Pour le quatrième épisode de sa websérie Voir la vie autrement, Tediber reçoit sur son matelas Félix et Marin Toqué, deux frères dont les phrases, drôles, poétiques et colorées, égayent les rues de la capitale et de ses banlieues.
Poètes typographes
Nantais d’origine et parisiens d’adoption, les frères Toqué ont, en quelques années, imposé sur les murs de la capitale leurs messages à la typographie teintée de poésie. Tagueur durant son adolescence, l’aîné Félix range ses bombes de peinture à la fin du lycée.
Mais la découverte des fresques murales de Diego Rivera à Mexico réactive le virus du Street Art. Après quelques années comme éducateur, le jeune homme, arrivé à Paris, ressort ses pinceaux et embarque alors Marin, son jeune frère, diplômé des Beaux-Arts et étudiant à l’école de Condé, dans ses pérégrinations parisiennes.

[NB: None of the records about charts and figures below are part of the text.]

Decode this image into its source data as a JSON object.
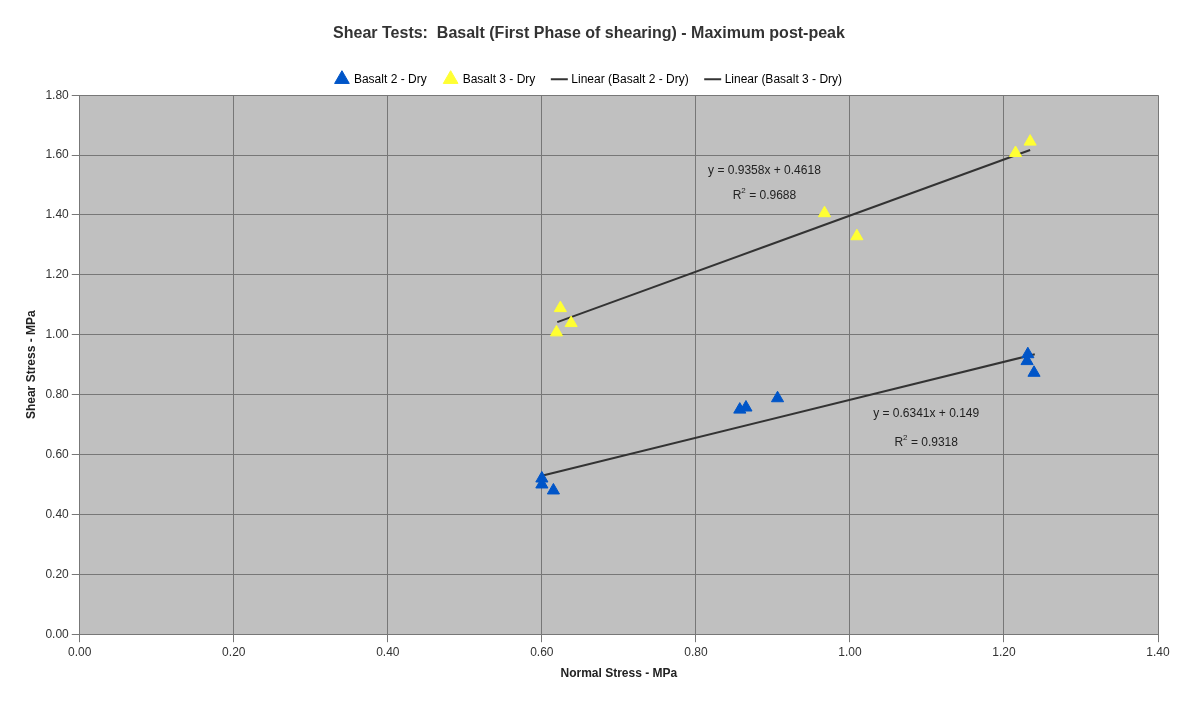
{
  "chart_data": {
    "type": "scatter",
    "title": "Shear Tests:  Basalt (First Phase of shearing) - Maximum post-peak",
    "xlabel": "Normal Stress - MPa",
    "ylabel": "Shear Stress - MPa",
    "series": [
      {
        "name": "Basalt 2 - Dry",
        "color": "#0055c8",
        "marker": "triangle",
        "x": [
          0.6,
          0.6,
          0.615,
          0.857,
          0.865,
          0.906,
          1.231,
          1.23,
          1.239
        ],
        "values": [
          0.52,
          0.5,
          0.48,
          0.75,
          0.757,
          0.788,
          0.935,
          0.912,
          0.873
        ]
      },
      {
        "name": "Basalt 3 - Dry",
        "color": "#ffff33",
        "marker": "triangle",
        "x": [
          0.624,
          0.619,
          0.638,
          0.967,
          1.009,
          1.215,
          1.234
        ],
        "values": [
          1.089,
          1.008,
          1.039,
          1.406,
          1.329,
          1.607,
          1.645
        ]
      },
      {
        "name": "Linear (Basalt 2 - Dry)",
        "type": "line",
        "color": "#333333",
        "marker": "none",
        "x": [
          0.6,
          1.24
        ],
        "values": [
          0.529,
          0.935
        ]
      },
      {
        "name": "Linear (Basalt 3 - Dry)",
        "type": "line",
        "color": "#333333",
        "marker": "none",
        "x": [
          0.62,
          1.234
        ],
        "values": [
          1.042,
          1.617
        ]
      }
    ],
    "xlim": [
      0,
      1.4
    ],
    "xticks": [
      {
        "value": 0,
        "label": "0.00"
      },
      {
        "value": 0.2,
        "label": "0.20"
      },
      {
        "value": 0.4,
        "label": "0.40"
      },
      {
        "value": 0.6,
        "label": "0.60"
      },
      {
        "value": 0.8,
        "label": "0.80"
      },
      {
        "value": 1,
        "label": "1.00"
      },
      {
        "value": 1.2,
        "label": "1.20"
      },
      {
        "value": 1.4,
        "label": "1.40"
      }
    ],
    "ylim": [
      0,
      1.8
    ],
    "yticks": [
      {
        "value": 0,
        "label": "0.00"
      },
      {
        "value": 0.2,
        "label": "0.20"
      },
      {
        "value": 0.4,
        "label": "0.40"
      },
      {
        "value": 0.6,
        "label": "0.60"
      },
      {
        "value": 0.8,
        "label": "0.80"
      },
      {
        "value": 1,
        "label": "1.00"
      },
      {
        "value": 1.2,
        "label": "1.20"
      },
      {
        "value": 1.4,
        "label": "1.40"
      },
      {
        "value": 1.6,
        "label": "1.60"
      },
      {
        "value": 1.8,
        "label": "1.80"
      }
    ],
    "grid": true,
    "legend": "top",
    "annotations": [
      "y = 0.9358x + 0.4618",
      "R$^{2}$ = 0.9688",
      "y = 0.6341x + 0.149",
      "R$^{2}$ = 0.9318"
    ]
  }
}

Citations, maximes, jeux de mots, les phrases que la fratrie essaime dans la capitale sont un excellent remède à la grisaille et à la morosité. «Ils vécurent enfants et eurent beaucoup d’heureux», «il n’y a pas de problème, seulement des solutions» ou «si tu te sens belle alors t’es toi» sont autant de petites bouteilles jetées à la mer.
Eclectisme géographique
Des messages qui égayent aussi bien des devantures de magasins que des points de collecte de vêtements, la rue Davy dans le dix-septième arrondissement, la cité des 4000 à La Courneuve, la place du Colonel Fabien ou encore le canal Saint-Martin et le quartier République. D’arrondissements en arrondissements, de Paris à sa banlieue, les Toqué colonisent gaiement, avec leur bonne humeur communicative, une multitude de lieux.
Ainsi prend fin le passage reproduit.